Su relato de una escapada en el verano de 1845, durante la cual Bakunin experimentó una repentina y devoradora pasión por los cangrejos ermitaños, no carece de sal. Está tomada del libro de Arthur Lehning, Michel Bakunin et les autres. Esquisses et portraits contemporains d'un révolutionnaire, París, UGE, "10/18", publicado en la colección "Noir et Rouge" dirigida por Max Chaleil, pp. 110-112 (reeditado en Les Nuits rouges, 2013). Disfrutemos de ello. - À contretemps.

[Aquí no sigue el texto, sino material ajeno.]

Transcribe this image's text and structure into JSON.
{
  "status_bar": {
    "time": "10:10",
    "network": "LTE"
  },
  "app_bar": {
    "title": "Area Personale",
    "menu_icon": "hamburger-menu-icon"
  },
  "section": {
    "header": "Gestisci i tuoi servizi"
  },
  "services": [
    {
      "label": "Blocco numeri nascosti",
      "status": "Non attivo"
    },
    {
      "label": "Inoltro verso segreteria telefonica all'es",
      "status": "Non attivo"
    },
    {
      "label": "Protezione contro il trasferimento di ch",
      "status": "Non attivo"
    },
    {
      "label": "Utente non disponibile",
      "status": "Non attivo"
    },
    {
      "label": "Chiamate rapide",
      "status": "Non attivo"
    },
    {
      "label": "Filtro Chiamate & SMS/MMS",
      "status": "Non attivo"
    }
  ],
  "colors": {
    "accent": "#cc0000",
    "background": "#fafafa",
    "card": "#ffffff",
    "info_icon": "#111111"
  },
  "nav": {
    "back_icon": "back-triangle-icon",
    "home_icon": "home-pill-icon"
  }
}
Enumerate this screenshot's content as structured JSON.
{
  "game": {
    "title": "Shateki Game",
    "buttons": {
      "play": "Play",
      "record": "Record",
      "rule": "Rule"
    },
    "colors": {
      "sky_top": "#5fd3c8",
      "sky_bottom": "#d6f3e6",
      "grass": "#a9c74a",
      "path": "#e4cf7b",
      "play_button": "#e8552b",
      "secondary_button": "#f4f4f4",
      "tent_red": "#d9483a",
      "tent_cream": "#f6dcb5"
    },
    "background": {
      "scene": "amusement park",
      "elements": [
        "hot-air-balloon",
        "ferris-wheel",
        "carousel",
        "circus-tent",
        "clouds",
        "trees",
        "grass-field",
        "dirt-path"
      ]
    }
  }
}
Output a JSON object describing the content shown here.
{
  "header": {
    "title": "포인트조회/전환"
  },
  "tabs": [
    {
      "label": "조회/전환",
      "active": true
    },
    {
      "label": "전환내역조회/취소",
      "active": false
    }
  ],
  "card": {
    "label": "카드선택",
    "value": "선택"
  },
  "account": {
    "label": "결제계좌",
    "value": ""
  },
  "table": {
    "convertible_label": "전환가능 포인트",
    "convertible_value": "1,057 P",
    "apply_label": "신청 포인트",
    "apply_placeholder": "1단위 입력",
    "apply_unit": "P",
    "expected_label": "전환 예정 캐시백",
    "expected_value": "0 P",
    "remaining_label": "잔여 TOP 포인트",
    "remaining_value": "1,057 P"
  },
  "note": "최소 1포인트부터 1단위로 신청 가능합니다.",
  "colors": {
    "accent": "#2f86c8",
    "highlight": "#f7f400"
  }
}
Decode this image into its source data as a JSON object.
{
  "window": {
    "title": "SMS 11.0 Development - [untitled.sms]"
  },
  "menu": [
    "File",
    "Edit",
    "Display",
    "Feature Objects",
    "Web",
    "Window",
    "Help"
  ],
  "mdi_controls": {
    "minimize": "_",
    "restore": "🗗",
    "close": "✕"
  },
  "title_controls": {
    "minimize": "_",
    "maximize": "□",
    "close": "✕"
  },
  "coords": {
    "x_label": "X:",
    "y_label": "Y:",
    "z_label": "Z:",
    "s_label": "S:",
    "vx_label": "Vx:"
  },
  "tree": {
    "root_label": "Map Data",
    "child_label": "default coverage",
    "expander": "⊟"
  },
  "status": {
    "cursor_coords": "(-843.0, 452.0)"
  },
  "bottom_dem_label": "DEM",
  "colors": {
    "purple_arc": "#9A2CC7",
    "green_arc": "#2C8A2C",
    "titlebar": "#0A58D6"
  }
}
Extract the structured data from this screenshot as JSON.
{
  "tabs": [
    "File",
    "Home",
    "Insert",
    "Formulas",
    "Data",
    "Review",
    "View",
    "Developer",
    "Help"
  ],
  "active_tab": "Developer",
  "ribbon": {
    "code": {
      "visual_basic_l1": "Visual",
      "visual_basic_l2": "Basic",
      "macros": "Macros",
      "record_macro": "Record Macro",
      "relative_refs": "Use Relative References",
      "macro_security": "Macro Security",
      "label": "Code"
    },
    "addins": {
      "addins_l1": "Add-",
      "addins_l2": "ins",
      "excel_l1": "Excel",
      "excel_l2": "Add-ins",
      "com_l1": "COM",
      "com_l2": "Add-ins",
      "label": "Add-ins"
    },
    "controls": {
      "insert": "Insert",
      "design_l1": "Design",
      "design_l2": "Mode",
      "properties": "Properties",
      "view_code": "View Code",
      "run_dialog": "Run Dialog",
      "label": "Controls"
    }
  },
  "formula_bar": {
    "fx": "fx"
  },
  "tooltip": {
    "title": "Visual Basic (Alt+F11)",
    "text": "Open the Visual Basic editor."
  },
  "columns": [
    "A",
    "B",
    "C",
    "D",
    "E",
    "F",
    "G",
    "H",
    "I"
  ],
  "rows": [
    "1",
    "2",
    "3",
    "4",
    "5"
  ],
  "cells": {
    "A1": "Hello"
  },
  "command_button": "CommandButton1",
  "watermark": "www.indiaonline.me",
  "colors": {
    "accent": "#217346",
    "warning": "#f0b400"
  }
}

Saint-Malo, septiembre de 1845
2 de septiembre [...] Nuestro amigo Bakunin también nos ha seguido hasta aquí y por la mañana, en el desayuno, se da mil vueltas a costa de las gambas, por las que siente una particular predilección. Ayer vino a vernos sin aliento y nos contó que mientras se bañaba había capturado un animal muy curioso, con forma aproximada de cocodrilo, pero con unos cuernos muy largos que sobresalen de la cabeza y que utiliza para moverse de una forma muy peculiar. Debemos, exigió, pensar en dar un nombre a esta nueva especie inmediatamente y dedicárselo a él. Después de describir largamente las extraordinarias características que parecía poseer este animal, decidió ir a buscarlo a su casa, donde lo había guardado en un recipiente lleno de agua. ¡Qué risas nos echamos cuando nos trajo una gamba viva! Sólo después de arrojar el pequeño crustáceo al agua hirviendo reconoció la exactitud de nuestro diagnóstico... y se comió su cocodrilo "en miniatura" con gran apetito.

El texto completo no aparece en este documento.